Un Berlusconi particolarmente veemente ha detto ai giornalisti subito dopo la pubblicazione della sentenza che intende governare fino alla fine del mandato nel 2013 e ha accusato la Consulta di essere un organo politicizzato di sinistra: “Con una Corte Costituzionale con 11 giudici (su un totale di 15) era impossibile che approvassero questo. Andiamo avanti. Dobbiamo governare 5 anni con o senza lodo. Viva l’Italia, viva Berlusconi.”
Berlusconi ha anche accusato il Presidente della Repubblica Giorgio Napolitano di non essere imparziale. “Il Capo dello Stato sapete voi da che parte sta”. Parole alle quali il Capo dello Stato ha reagito ribadendo con una nota la sua imparzialità.
Il premier è imputato a Milano per corruzione dell’avvocato inglese David Mills – già condannato a 4 anni e sei mesi dal Tribunale – e per irregolarità nella compravendita di diritti televisivi Mediaset. Presso il GIP di Roma Berlusconi è indagato per istigazione alla corruzione di alcuni senatori eletti all’estero durante la scorsa legislatura.
Per l’avvocato di Berlusconi, Niccolò Ghedini “i processi saranno ripresi nella consapevolezza che con un giudice super partes sarà certamente riconosciuta l’estraneità di Silvio Berlusconi da qualsiasi ipotesi di reato”.
Già lunedì scorso il presidente del Consiglio aveva detto di aver intenzione di portare a termine il suo mandato che scade nel 2013.
La prospettiva di un voto anticipato è stata allontanata nel pomeriggio anche dal leader della Lega Nord Umberto Bossi che, al termine di un pranzo con il presidente della Camera Gianfranco Fini, ha detto che nè lui nè Fini vogliono elezioni anticipate.
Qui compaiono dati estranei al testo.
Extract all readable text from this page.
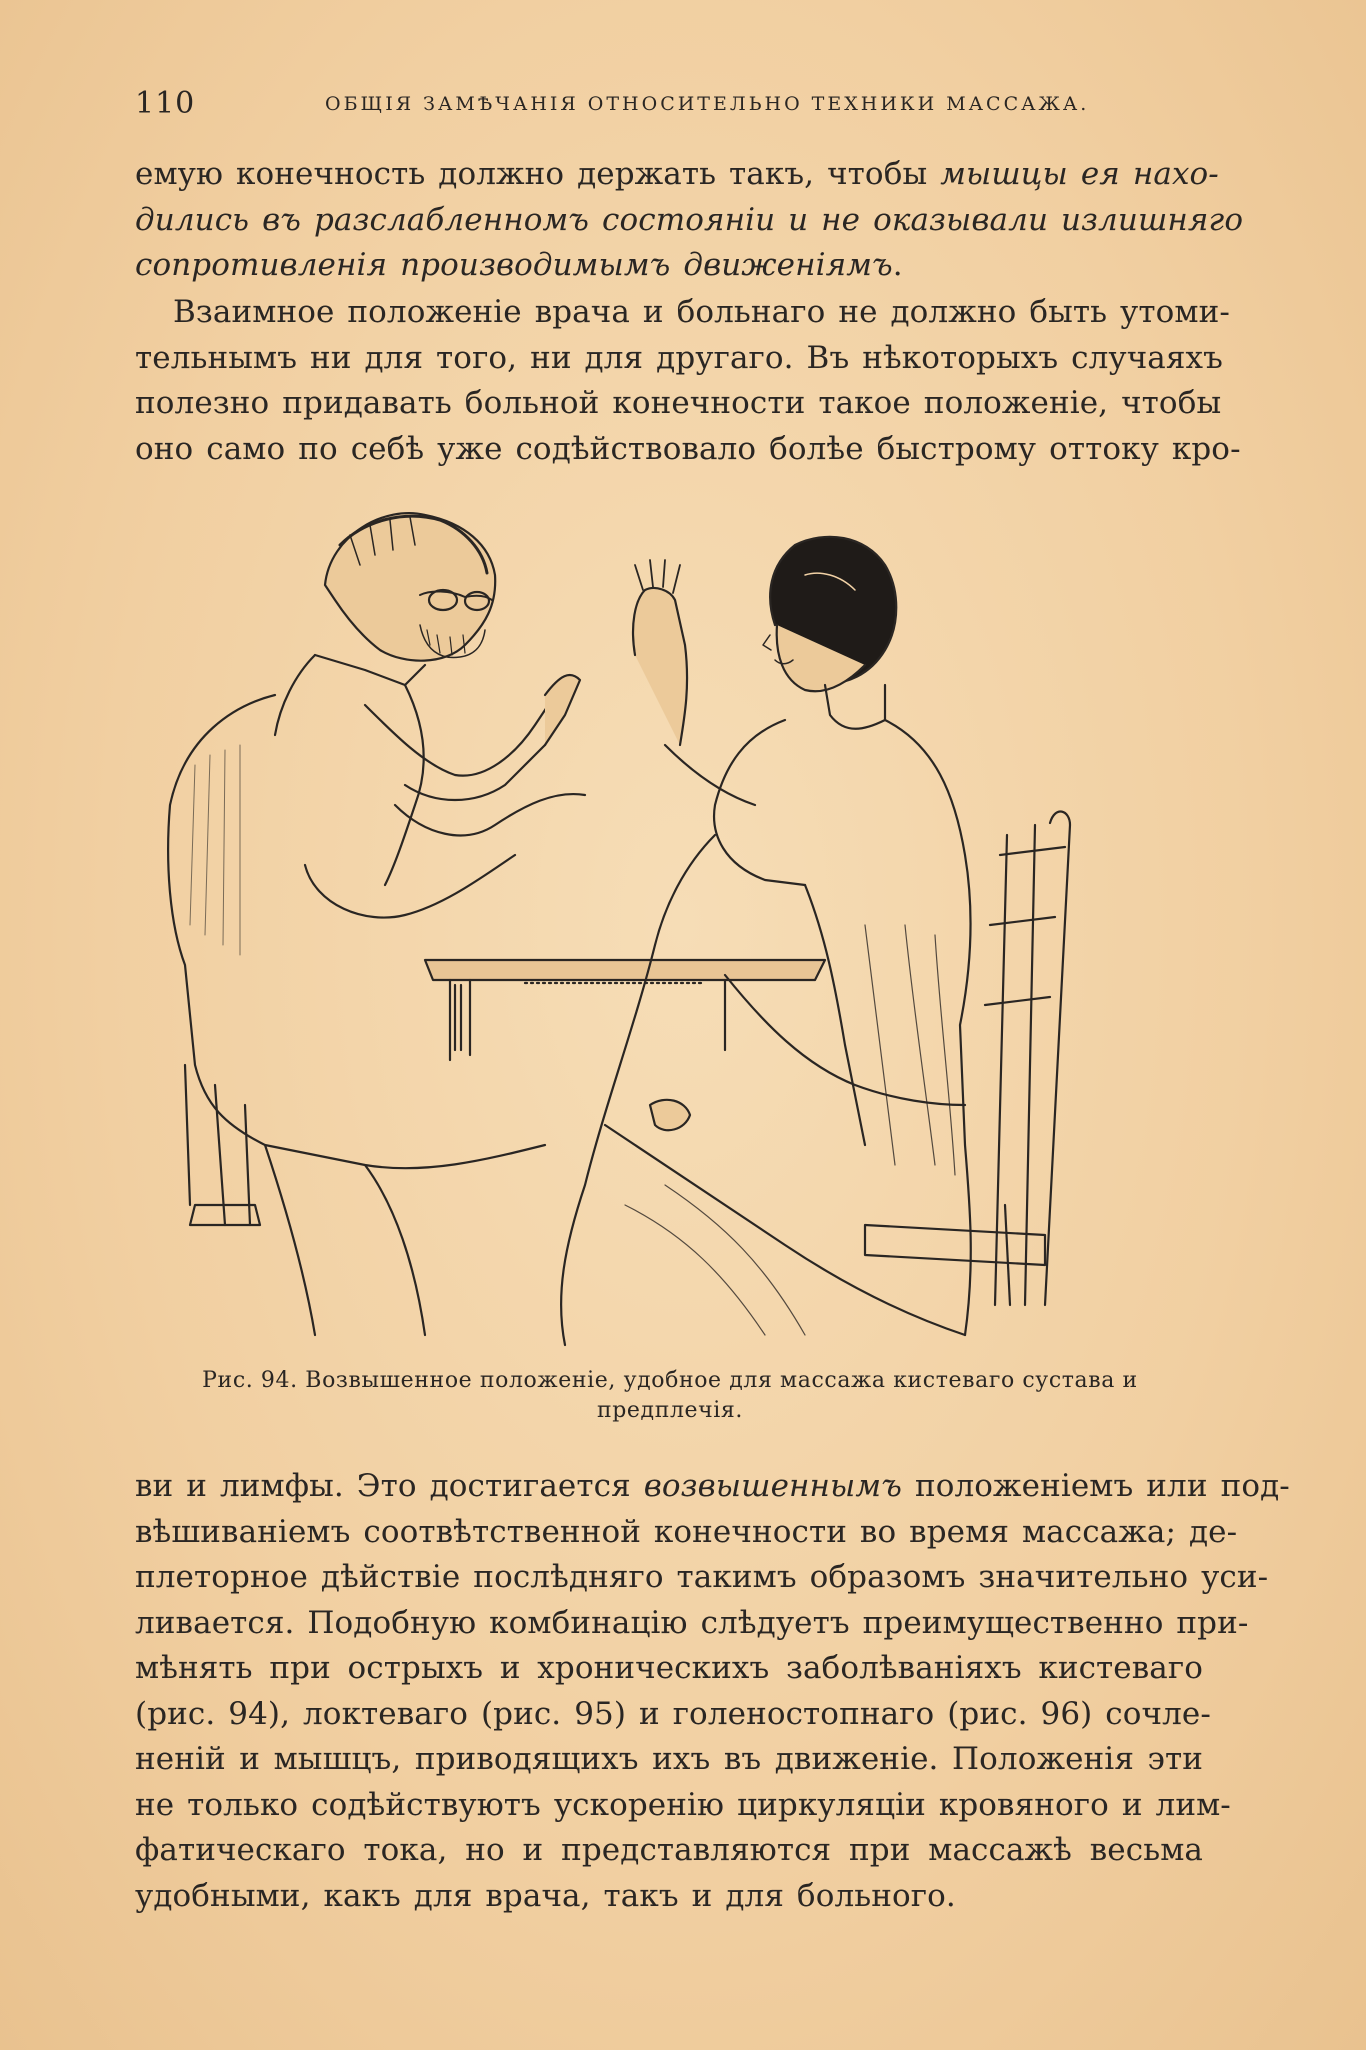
110	ОБЩІЯ ЗАМѢЧАНІЯ ОТНОСИТЕЛЬНО ТЕХНИКИ МАССАЖА.
емую конечность должно держать такъ, чтобы мышцы ея нахо-
дились въ разслабленномъ состояніи и не оказывали излишняго
сопротивленія производимымъ движеніямъ.
Взаимное положеніе врача и больнаго не должно быть утоми-
тельнымъ ни для того, ни для другаго. Въ нѣкоторыхъ случаяхъ
полезно придавать больной конечности такое положеніе, чтобы
оно само по себѣ уже содѣйствовало болѣе быстрому оттоку кро-
Рис. 94. Возвышенное положеніе, удобное для массажа кистеваго сустава и
предплечія.
ви и лимфы. Это достигается возвышеннымъ положеніемъ или под-
вѣшиваніемъ соотвѣтственной конечности во время массажа; де-
плеторное дѣйствіе послѣдняго такимъ образомъ значительно уси-
ливается. Подобную комбинацію слѣдуетъ преимущественно при-
мѣнять при острыхъ и хроническихъ заболѣваніяхъ кистеваго
(рис. 94), локтеваго (рис. 95) и голеностопнаго (рис. 96) сочле-
неній и мышцъ, приводящихъ ихъ въ движеніе. Положенія эти
не только содѣйствуютъ ускоренію циркуляціи кровяного и лим-
фатическаго тока, но и представляются при массажѣ весьма
удобными, какъ для врача, такъ и для больного.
Gli italiani saranno chiamati in primavera ad una tornata di elezioni regionali che assumeranno una chiara valenza politica, ha argomentato Bossi.
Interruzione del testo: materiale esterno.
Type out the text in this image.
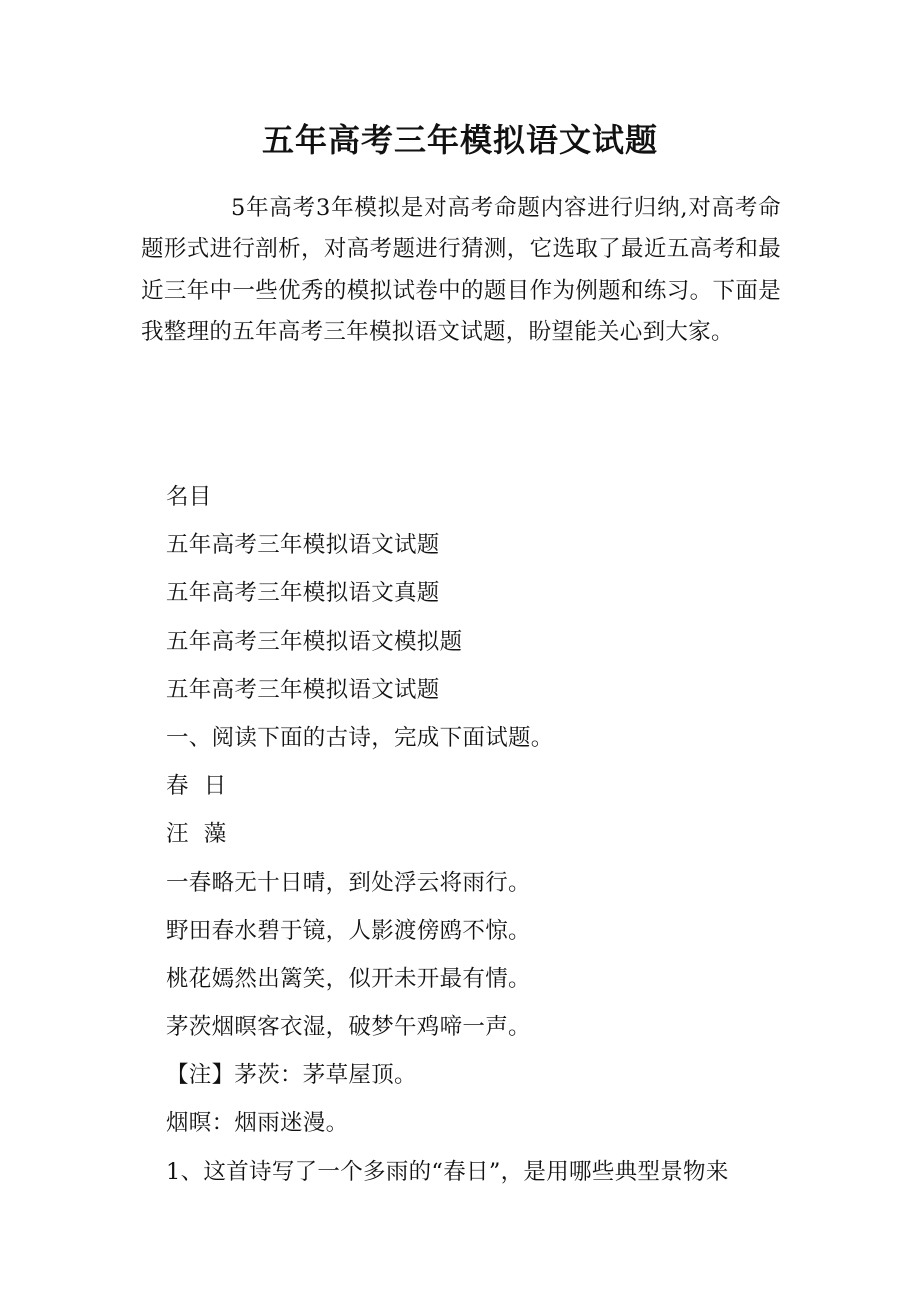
五年高考三年模拟语文试题

5年高考3年模拟是对高考命题内容进行归纳,对高考命题形式进行剖析，对高考题进行猜测，它选取了最近五高考和最近三年中一些优秀的模拟试卷中的题目作为例题和练习。下面是我整理的五年高考三年模拟语文试题，盼望能关心到大家。

名目
五年高考三年模拟语文试题
五年高考三年模拟语文真题
五年高考三年模拟语文模拟题
五年高考三年模拟语文试题
一、阅读下面的古诗，完成下面试题。
春  日
汪  藻
一春略无十日晴，到处浮云将雨行。
野田春水碧于镜，人影渡傍鸥不惊。
桃花嫣然出篱笑，似开未开最有情。
茅茨烟暝客衣湿，破梦午鸡啼一声。
【注】茅茨：茅草屋顶。
烟暝：烟雨迷漫。
1、这首诗写了一个多雨的“春日”，是用哪些典型景物来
Il Carroccio annuncia però grandi mobilitazioni a favore del governo: “Noi potremmo entrare in funzione trascinando il popolo. Il popolo ce lo abbiamo, sono i vecchi Galli”.
Gli avvocati di Berlusconi avevano sostenuto davanti alla Consulta che la sospensione dei processi era una necessaria garanzia per l’imputato-premier che non avrebbe la possibilità di prendere parte alle udienze nè il tempo necessario per predisporre la sua difesa.
La nuova legge elettorale avrebbe poi modificato il ruolo del presidente del Consiglio, ora eletto su indicazione dei cittadini trasformandolo da primus inter pares a primus super pares.
Contro la costituzionalità del Lodo Alfano la procura di Milano aveva sostenuto il principio dell’uguaglianza di tutti i cittadini davanti alla legge e la necessità di una legge di rango costituzionale nonchè l’allungamento dei tempi dei processi contro la “ragionevole durata” prevista dall’ordinamento.
“Questa sentenza renderà il governo più debole e meno efficace, ma non credo che ne causerà la caduta. Inoltre non penso nemmeno che avrà un effetto significativo sul mercato azionario e sullo spread sui titoli di stato italiani e tedeschi”, ha detto Tito Boeri, docente di economia all’Università Bocconi di Milano.